Elle qui dit vivre à Montréal, être une «travailleuse autonome» (en quoi, on l’ignore) qui «gagne bien sa vie», connaît extrêmement bien les rouages de l’Assemblée nationale, parle du «hot room», cette pièce du parlement où les journalistes mitraillent les politiciens de questions avant ou après les travaux de la Chambre. Élodie Gagnon-Martin sort parfois de son blogue pour publier des commentaires. Sur le site DemocraticSpace, qui a ouvert une page pour chacune des 125 circonscriptions québécoises, Élodie a d’ailleurs publié des commentaires dans les circonscriptions de Joliette et de Berthier.

D’autres blogueurs (le site CharityBernard, par exemple) qui s’intéressent à cette affaire ont soumis la théorie selon laquelle Élodie Gagnon-Martin serait en fait une autre Élodie, Girardin-Lajoie celle-là, attachée de presse de Mario Dumont. D’autres, dont Claude Villeneuve, évoquent «une personnalité-parapluie, utilisée par plusieurs membres de l’ADQ pour poster une grande quantité d’éditoriaux, de textes de blogue, etc.».

L’ADQ nie

L’ADQ et le principal intéressé ont tous deux rejeté ces théories hier. Le directeur des communications Jean-Nicolas Gagné a déclaré à propos de M. Morin: «À moins qu’il ne le cache, je peux affirmer que Pierre ne fait pas de blogue. Je peux le garantir: Élodie [Girardin-Lajoie] non plus ne fait pas de blogue.» M. Gagné a dit s’être fait poser la question à plusieurs reprises depuis quelque temps. «C’est devenu une blague entre nous. Lorsque Élodie [Girardin-Lajoie] s’en va vers son bureau, on lui dit: “C’est ça, tu t’en vas faire ton blogue!” Et on rit parce que c’est tellement pas son genre.»
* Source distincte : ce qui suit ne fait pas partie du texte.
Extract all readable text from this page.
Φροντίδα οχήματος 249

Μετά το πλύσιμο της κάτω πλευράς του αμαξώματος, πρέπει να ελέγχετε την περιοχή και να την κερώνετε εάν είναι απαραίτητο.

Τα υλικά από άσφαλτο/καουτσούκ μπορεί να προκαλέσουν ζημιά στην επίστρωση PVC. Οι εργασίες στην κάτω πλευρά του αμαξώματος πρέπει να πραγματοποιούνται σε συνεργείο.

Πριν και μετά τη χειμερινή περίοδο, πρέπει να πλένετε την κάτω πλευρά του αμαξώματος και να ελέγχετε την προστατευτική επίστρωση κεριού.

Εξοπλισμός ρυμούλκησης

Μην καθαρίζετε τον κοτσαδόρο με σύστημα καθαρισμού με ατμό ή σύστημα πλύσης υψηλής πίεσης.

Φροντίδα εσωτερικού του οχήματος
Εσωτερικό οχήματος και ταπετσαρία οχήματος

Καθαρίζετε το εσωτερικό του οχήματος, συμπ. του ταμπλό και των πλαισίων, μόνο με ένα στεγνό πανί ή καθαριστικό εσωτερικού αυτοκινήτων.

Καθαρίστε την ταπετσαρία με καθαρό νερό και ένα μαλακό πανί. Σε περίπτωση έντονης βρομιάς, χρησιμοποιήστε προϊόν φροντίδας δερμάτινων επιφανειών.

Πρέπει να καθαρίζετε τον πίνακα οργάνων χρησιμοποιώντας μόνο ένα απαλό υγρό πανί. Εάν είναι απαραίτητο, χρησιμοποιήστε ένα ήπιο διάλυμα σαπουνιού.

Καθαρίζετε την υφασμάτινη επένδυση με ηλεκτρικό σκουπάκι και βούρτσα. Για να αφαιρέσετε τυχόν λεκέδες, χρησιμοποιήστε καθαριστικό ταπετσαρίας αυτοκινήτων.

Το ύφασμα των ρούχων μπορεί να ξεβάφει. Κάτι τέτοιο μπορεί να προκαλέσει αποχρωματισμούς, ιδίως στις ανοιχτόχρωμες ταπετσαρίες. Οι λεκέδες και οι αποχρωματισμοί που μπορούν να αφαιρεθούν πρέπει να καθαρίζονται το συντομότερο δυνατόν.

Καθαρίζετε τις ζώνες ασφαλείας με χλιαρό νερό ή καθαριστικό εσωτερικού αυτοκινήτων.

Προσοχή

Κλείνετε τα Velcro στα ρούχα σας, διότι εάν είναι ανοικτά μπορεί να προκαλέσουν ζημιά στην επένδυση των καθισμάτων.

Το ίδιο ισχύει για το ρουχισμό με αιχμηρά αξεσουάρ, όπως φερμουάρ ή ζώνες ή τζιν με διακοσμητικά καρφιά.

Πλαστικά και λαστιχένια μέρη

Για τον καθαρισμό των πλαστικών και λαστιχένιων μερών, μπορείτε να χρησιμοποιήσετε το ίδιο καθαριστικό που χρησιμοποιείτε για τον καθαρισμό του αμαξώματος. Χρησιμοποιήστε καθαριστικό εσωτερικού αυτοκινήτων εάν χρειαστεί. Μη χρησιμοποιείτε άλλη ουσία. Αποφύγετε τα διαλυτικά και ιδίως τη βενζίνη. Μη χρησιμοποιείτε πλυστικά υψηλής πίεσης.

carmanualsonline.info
Après avoir argué du devoir de réserve de M. Morin pendant trois jours, le service des communications de l’ADQ, en toute fin de journée hier, a finalement permis au Devoir de l’avoir en entrevue. «C’est faux, cette histoire. Est-ce qu’il va falloir que je passe un test d’ADN? Si je bloguais encore, j’écrirais que ces péquistes devraient, eux, passer un test d’urine», a-t-il répondu. «Je ne suis pas blonde et je n’ai pas les yeux verts comme Élodie», a-t-il ajouté. «De toute façon, si je me fie aux rumeurs, je serais derrière une vingtaine de blogues. Ils sont spécialistes de l’exagération, les péquistes. Comme dans leurs budgets et dans leur déficits», a-t-il pesté. M. Morin a raconté que lorsqu’un journaliste avait percé le mystère de l’identité de MisterP, pendant la campagne électorale, il était tout de suite passé aux aveux. «Je ne voulais pas me cacher. J’ai dit qui j’étais», a-t-il déclaré.